In my case, I had to change the Python image specified in the Dockerfile. Previously, I was using version brunneis/python:3.8.6-ubuntu, and I changed it to the python:3.10.15-slim image.
## brunneis/python:3.8.6-ubuntu 대신 공식 이미지로 변경 python:3.10.15-slim ENV TZ=Asia/Seoul RUN ln -snf /usr/share/zoneinfo/$TZ /etc/localtime \ && echo $TZ > /etc/timezone \ && apt update \ && apt install -y vim git sudo # (이하 생략)
However, the brunneis/python:3.8.6-ubuntu image I had been using provided more apt packages than the slim image. Consequently, based on errors that occurred during the build process, I had to install the apt packages as well.
python:3.10.15-slim ENV TZ=Asia/Seoul RUN ln -snf /usr/share/zoneinfo/$TZ /etc/localtime \ && echo $TZ > /etc/timezone \ && apt update \ && apt install -y vim git sudo \ ## 특정 패키지가 c 빌드를 하고 있어 아래의 apt 패키지들이 빌드 때 필요했음 && apt install -y gcc make # (이하 생략)
After modifying the Dockerfile and running build tests, I confirmed that the service was operating without major issues once deployment was complete.
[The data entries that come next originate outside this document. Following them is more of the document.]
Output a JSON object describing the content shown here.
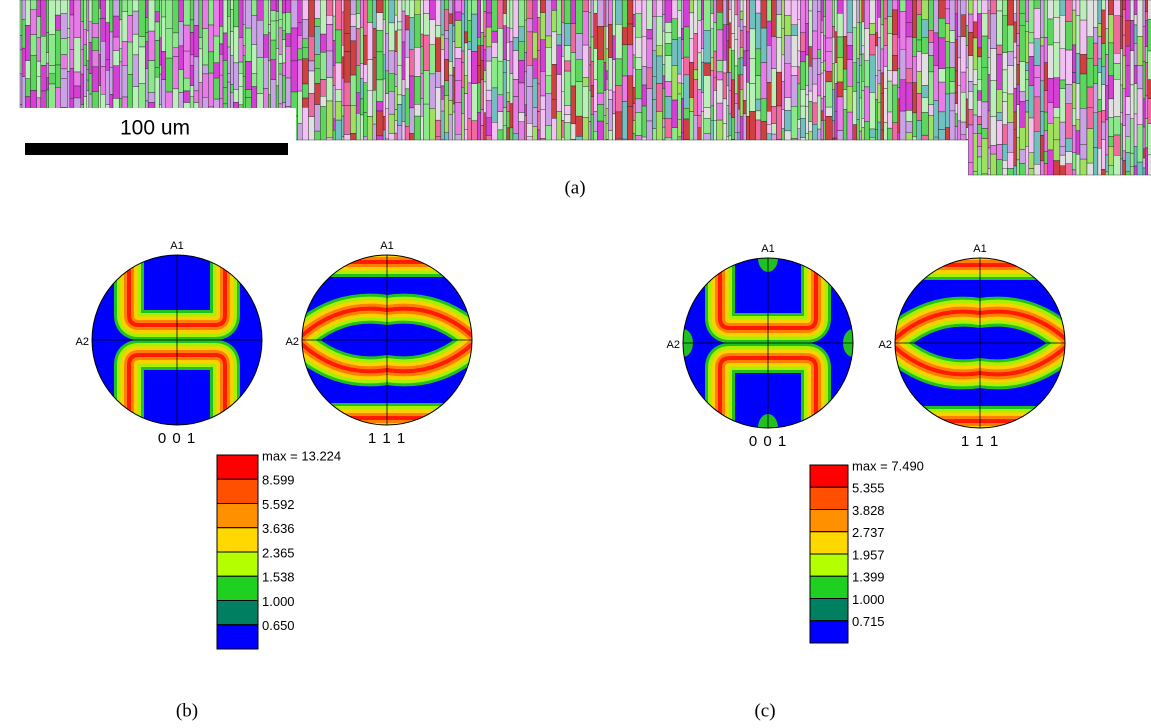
{
  "panel_a": {
    "scale_bar": "100 um",
    "caption": "(a)"
  },
  "panel_b": {
    "pole_figures": [
      {
        "top": "A1",
        "left": "A2",
        "label": "0 0 1"
      },
      {
        "top": "A1",
        "left": "A2",
        "label": "1 1 1"
      }
    ],
    "legend": [
      "max = 13.224",
      "8.599",
      "5.592",
      "3.636",
      "2.365",
      "1.538",
      "1.000",
      "0.650"
    ],
    "caption": "(b)"
  },
  "panel_c": {
    "pole_figures": [
      {
        "top": "A1",
        "left": "A2",
        "label": "0 0 1"
      },
      {
        "top": "A1",
        "left": "A2",
        "label": "1 1 1"
      }
    ],
    "legend": [
      "max = 7.490",
      "5.355",
      "3.828",
      "2.737",
      "1.957",
      "1.399",
      "1.000",
      "0.715"
    ],
    "caption": "(c)"
  }
}
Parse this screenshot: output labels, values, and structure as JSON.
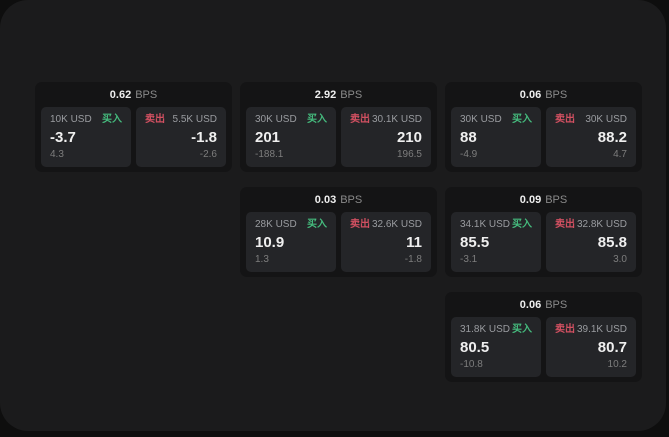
{
  "theme": {
    "outer_bg": "#0e0e0e",
    "page_bg": "#1b1b1c",
    "card_bg": "#141415",
    "panel_bg": "#242528",
    "buy_color": "#45ba7d",
    "sell_color": "#d15061",
    "value_color": "#efefef",
    "muted_color": "#9a9ca0",
    "sub_color": "#7d7d7d",
    "unit_color": "#8a8a8a"
  },
  "cards": [
    {
      "row": 1,
      "col": 1,
      "bps_value": "0.62",
      "bps_unit": "BPS",
      "buy": {
        "amount": "10K USD",
        "label": "买入",
        "value": "-3.7",
        "sub": "4.3"
      },
      "sell": {
        "label": "卖出",
        "amount": "5.5K USD",
        "value": "-1.8",
        "sub": "-2.6"
      }
    },
    {
      "row": 1,
      "col": 2,
      "bps_value": "2.92",
      "bps_unit": "BPS",
      "buy": {
        "amount": "30K USD",
        "label": "买入",
        "value": "201",
        "sub": "-188.1"
      },
      "sell": {
        "label": "卖出",
        "amount": "30.1K USD",
        "value": "210",
        "sub": "196.5"
      }
    },
    {
      "row": 1,
      "col": 3,
      "bps_value": "0.06",
      "bps_unit": "BPS",
      "buy": {
        "amount": "30K USD",
        "label": "买入",
        "value": "88",
        "sub": "-4.9"
      },
      "sell": {
        "label": "卖出",
        "amount": "30K USD",
        "value": "88.2",
        "sub": "4.7"
      }
    },
    {
      "row": 2,
      "col": 2,
      "bps_value": "0.03",
      "bps_unit": "BPS",
      "buy": {
        "amount": "28K USD",
        "label": "买入",
        "value": "10.9",
        "sub": "1.3"
      },
      "sell": {
        "label": "卖出",
        "amount": "32.6K USD",
        "value": "11",
        "sub": "-1.8"
      }
    },
    {
      "row": 2,
      "col": 3,
      "bps_value": "0.09",
      "bps_unit": "BPS",
      "buy": {
        "amount": "34.1K USD",
        "label": "买入",
        "value": "85.5",
        "sub": "-3.1"
      },
      "sell": {
        "label": "卖出",
        "amount": "32.8K USD",
        "value": "85.8",
        "sub": "3.0"
      }
    },
    {
      "row": 3,
      "col": 3,
      "bps_value": "0.06",
      "bps_unit": "BPS",
      "buy": {
        "amount": "31.8K USD",
        "label": "买入",
        "value": "80.5",
        "sub": "-10.8"
      },
      "sell": {
        "label": "卖出",
        "amount": "39.1K USD",
        "value": "80.7",
        "sub": "10.2"
      }
    }
  ]
}
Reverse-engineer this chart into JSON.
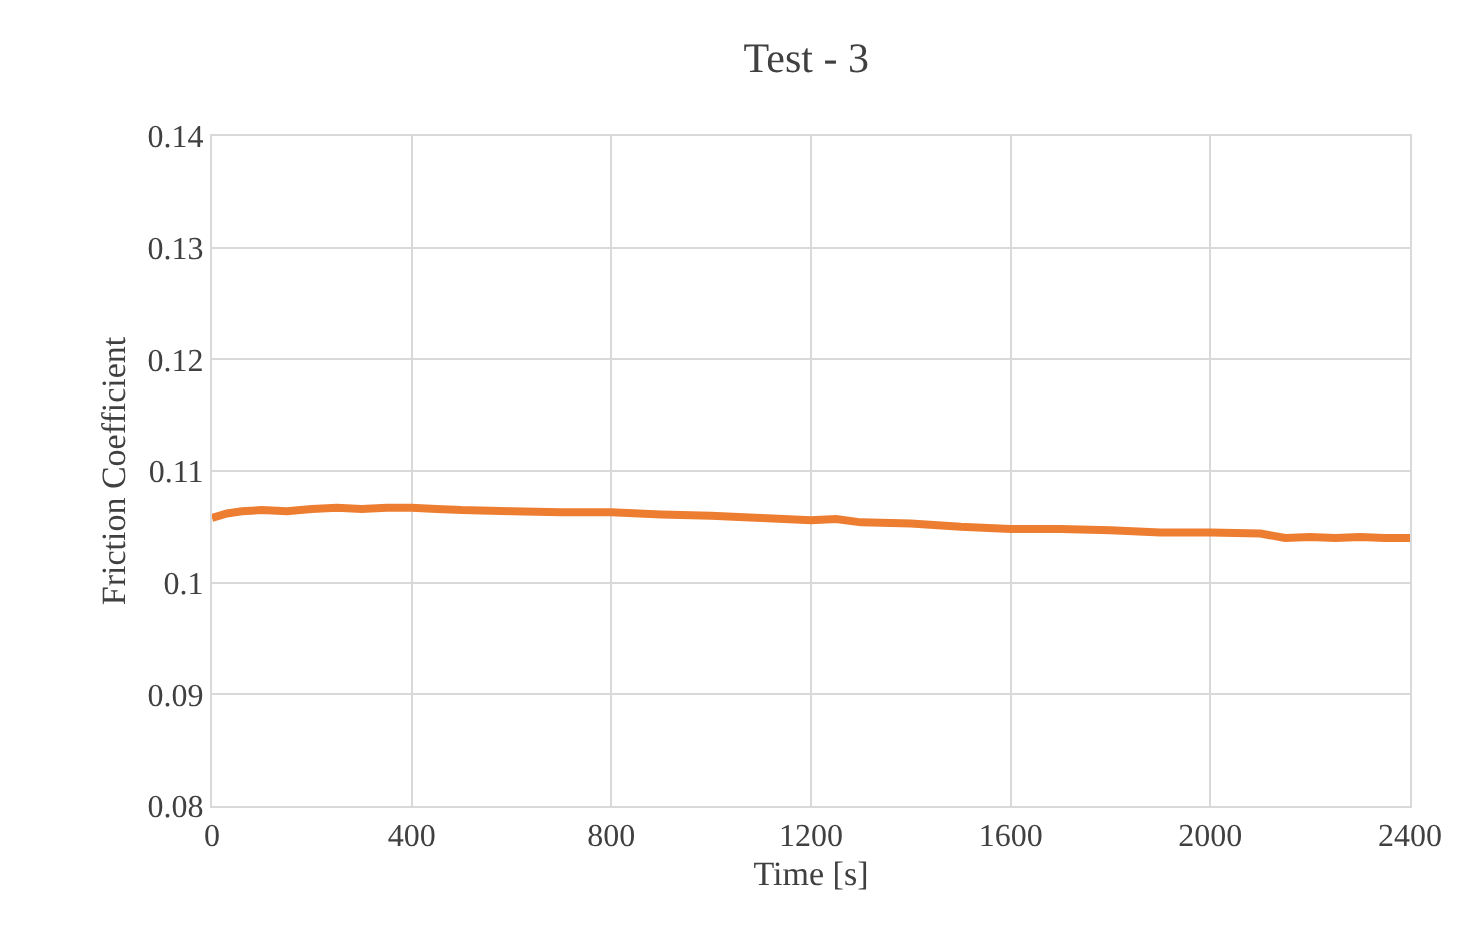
{
  "chart_data": {
    "type": "line",
    "title": "Test - 3",
    "xlabel": "Time [s]",
    "ylabel": "Friction Coefficient",
    "x": [
      0,
      30,
      60,
      100,
      150,
      200,
      250,
      300,
      350,
      400,
      450,
      500,
      600,
      700,
      800,
      900,
      1000,
      1100,
      1200,
      1250,
      1300,
      1400,
      1500,
      1600,
      1700,
      1800,
      1900,
      2000,
      2100,
      2150,
      2200,
      2250,
      2300,
      2350,
      2400
    ],
    "series": [
      {
        "color": "#ed7d31",
        "values": [
          0.1058,
          0.1062,
          0.1064,
          0.1065,
          0.1064,
          0.1066,
          0.1067,
          0.1066,
          0.1067,
          0.1067,
          0.1066,
          0.1065,
          0.1064,
          0.1063,
          0.1063,
          0.1061,
          0.106,
          0.1058,
          0.1056,
          0.1057,
          0.1054,
          0.1053,
          0.105,
          0.1048,
          0.1048,
          0.1047,
          0.1045,
          0.1045,
          0.1044,
          0.104,
          0.1041,
          0.104,
          0.1041,
          0.104,
          0.104
        ]
      }
    ],
    "xlim": [
      0,
      2400
    ],
    "xticks": [
      0,
      400,
      800,
      1200,
      1600,
      2000,
      2400
    ],
    "ylim": [
      0.08,
      0.14
    ],
    "yticks": [
      0.08,
      0.09,
      0.1,
      0.11,
      0.12,
      0.13,
      0.14
    ],
    "grid": true,
    "marker": "none",
    "line_style": "solid"
  }
}
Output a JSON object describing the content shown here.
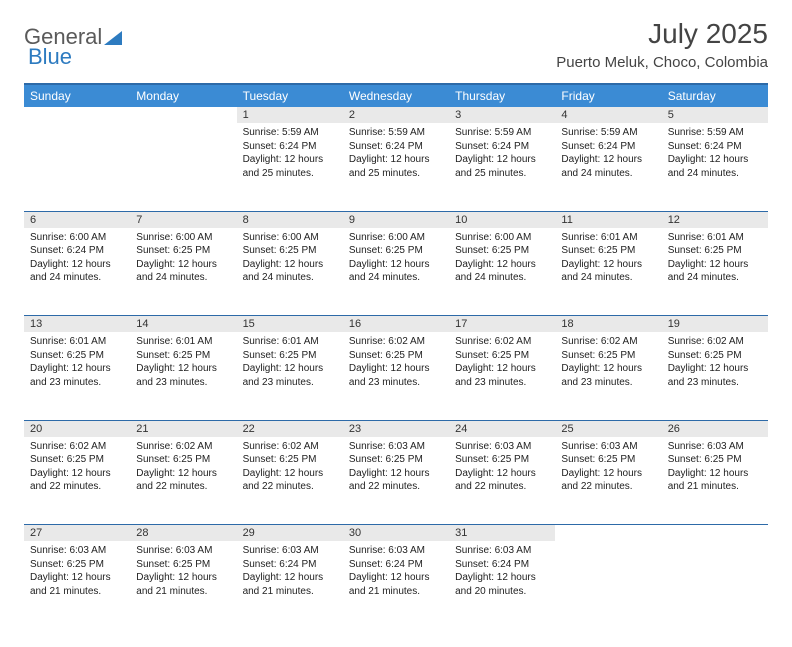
{
  "logo": {
    "text_gray": "General",
    "text_blue": "Blue"
  },
  "title": "July 2025",
  "location": "Puerto Meluk, Choco, Colombia",
  "colors": {
    "header_bg": "#3b8bd4",
    "header_border": "#2d6aa8",
    "daynum_bg": "#e9e9e9",
    "text": "#222222",
    "logo_gray": "#5a5a5a",
    "logo_blue": "#2d7bc0"
  },
  "weekdays": [
    "Sunday",
    "Monday",
    "Tuesday",
    "Wednesday",
    "Thursday",
    "Friday",
    "Saturday"
  ],
  "weeks": [
    [
      null,
      null,
      {
        "n": "1",
        "sunrise": "5:59 AM",
        "sunset": "6:24 PM",
        "daylight": "12 hours and 25 minutes."
      },
      {
        "n": "2",
        "sunrise": "5:59 AM",
        "sunset": "6:24 PM",
        "daylight": "12 hours and 25 minutes."
      },
      {
        "n": "3",
        "sunrise": "5:59 AM",
        "sunset": "6:24 PM",
        "daylight": "12 hours and 25 minutes."
      },
      {
        "n": "4",
        "sunrise": "5:59 AM",
        "sunset": "6:24 PM",
        "daylight": "12 hours and 24 minutes."
      },
      {
        "n": "5",
        "sunrise": "5:59 AM",
        "sunset": "6:24 PM",
        "daylight": "12 hours and 24 minutes."
      }
    ],
    [
      {
        "n": "6",
        "sunrise": "6:00 AM",
        "sunset": "6:24 PM",
        "daylight": "12 hours and 24 minutes."
      },
      {
        "n": "7",
        "sunrise": "6:00 AM",
        "sunset": "6:25 PM",
        "daylight": "12 hours and 24 minutes."
      },
      {
        "n": "8",
        "sunrise": "6:00 AM",
        "sunset": "6:25 PM",
        "daylight": "12 hours and 24 minutes."
      },
      {
        "n": "9",
        "sunrise": "6:00 AM",
        "sunset": "6:25 PM",
        "daylight": "12 hours and 24 minutes."
      },
      {
        "n": "10",
        "sunrise": "6:00 AM",
        "sunset": "6:25 PM",
        "daylight": "12 hours and 24 minutes."
      },
      {
        "n": "11",
        "sunrise": "6:01 AM",
        "sunset": "6:25 PM",
        "daylight": "12 hours and 24 minutes."
      },
      {
        "n": "12",
        "sunrise": "6:01 AM",
        "sunset": "6:25 PM",
        "daylight": "12 hours and 24 minutes."
      }
    ],
    [
      {
        "n": "13",
        "sunrise": "6:01 AM",
        "sunset": "6:25 PM",
        "daylight": "12 hours and 23 minutes."
      },
      {
        "n": "14",
        "sunrise": "6:01 AM",
        "sunset": "6:25 PM",
        "daylight": "12 hours and 23 minutes."
      },
      {
        "n": "15",
        "sunrise": "6:01 AM",
        "sunset": "6:25 PM",
        "daylight": "12 hours and 23 minutes."
      },
      {
        "n": "16",
        "sunrise": "6:02 AM",
        "sunset": "6:25 PM",
        "daylight": "12 hours and 23 minutes."
      },
      {
        "n": "17",
        "sunrise": "6:02 AM",
        "sunset": "6:25 PM",
        "daylight": "12 hours and 23 minutes."
      },
      {
        "n": "18",
        "sunrise": "6:02 AM",
        "sunset": "6:25 PM",
        "daylight": "12 hours and 23 minutes."
      },
      {
        "n": "19",
        "sunrise": "6:02 AM",
        "sunset": "6:25 PM",
        "daylight": "12 hours and 23 minutes."
      }
    ],
    [
      {
        "n": "20",
        "sunrise": "6:02 AM",
        "sunset": "6:25 PM",
        "daylight": "12 hours and 22 minutes."
      },
      {
        "n": "21",
        "sunrise": "6:02 AM",
        "sunset": "6:25 PM",
        "daylight": "12 hours and 22 minutes."
      },
      {
        "n": "22",
        "sunrise": "6:02 AM",
        "sunset": "6:25 PM",
        "daylight": "12 hours and 22 minutes."
      },
      {
        "n": "23",
        "sunrise": "6:03 AM",
        "sunset": "6:25 PM",
        "daylight": "12 hours and 22 minutes."
      },
      {
        "n": "24",
        "sunrise": "6:03 AM",
        "sunset": "6:25 PM",
        "daylight": "12 hours and 22 minutes."
      },
      {
        "n": "25",
        "sunrise": "6:03 AM",
        "sunset": "6:25 PM",
        "daylight": "12 hours and 22 minutes."
      },
      {
        "n": "26",
        "sunrise": "6:03 AM",
        "sunset": "6:25 PM",
        "daylight": "12 hours and 21 minutes."
      }
    ],
    [
      {
        "n": "27",
        "sunrise": "6:03 AM",
        "sunset": "6:25 PM",
        "daylight": "12 hours and 21 minutes."
      },
      {
        "n": "28",
        "sunrise": "6:03 AM",
        "sunset": "6:25 PM",
        "daylight": "12 hours and 21 minutes."
      },
      {
        "n": "29",
        "sunrise": "6:03 AM",
        "sunset": "6:24 PM",
        "daylight": "12 hours and 21 minutes."
      },
      {
        "n": "30",
        "sunrise": "6:03 AM",
        "sunset": "6:24 PM",
        "daylight": "12 hours and 21 minutes."
      },
      {
        "n": "31",
        "sunrise": "6:03 AM",
        "sunset": "6:24 PM",
        "daylight": "12 hours and 20 minutes."
      },
      null,
      null
    ]
  ],
  "labels": {
    "sunrise": "Sunrise:",
    "sunset": "Sunset:",
    "daylight": "Daylight:"
  }
}
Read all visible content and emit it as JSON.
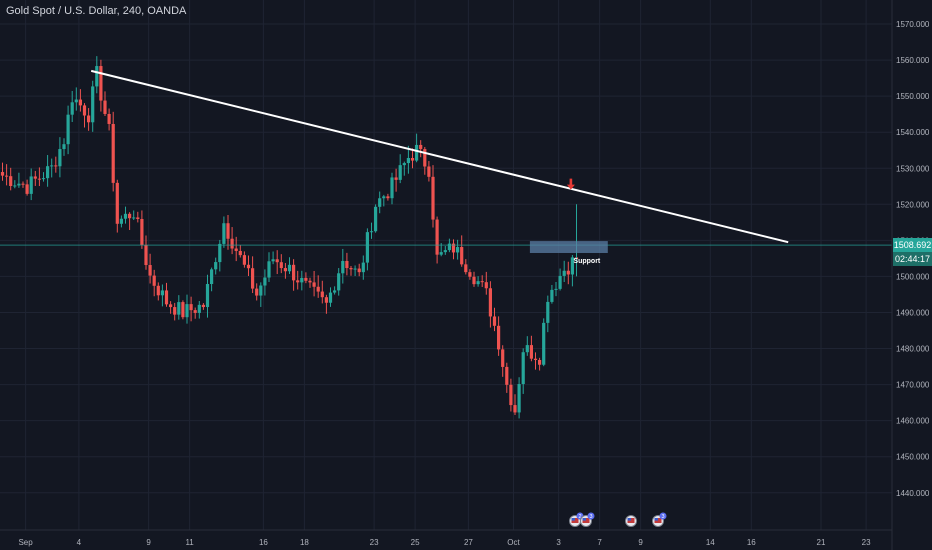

This concludes the process of upgrading from Python 3.8 to 3.10.
Through this project, we were once again reminded of the importance of continuous version verification and management. In particular, while investigating the Python versions supported by various packages, we realized that hitting the upper limit of a package’s supported Python versions—which prevents further version upgrades—can compromise a project’s stability due to the end of maintenance for that package. This served as a wake-up call, making us realize that this could eventually lead to greater technical debt over time.
Based on this, we concluded that we must systematically review the versions of the packages used in our project on a regular basis and update them one by one. We also became optimistic that by checking both Python and package versions together and performing updates recursively, we can always maintain an optimal state.
I also came to think of the project as a house. I felt the similarity in that it doesn’t end once it’s completed; rather, it can only be used reliably if its robustness is maintained through continuous upkeep. Moving forward, I pledge to consistently inspect and manage the project with this mindset, treating it like a “house,” and to keep it robust.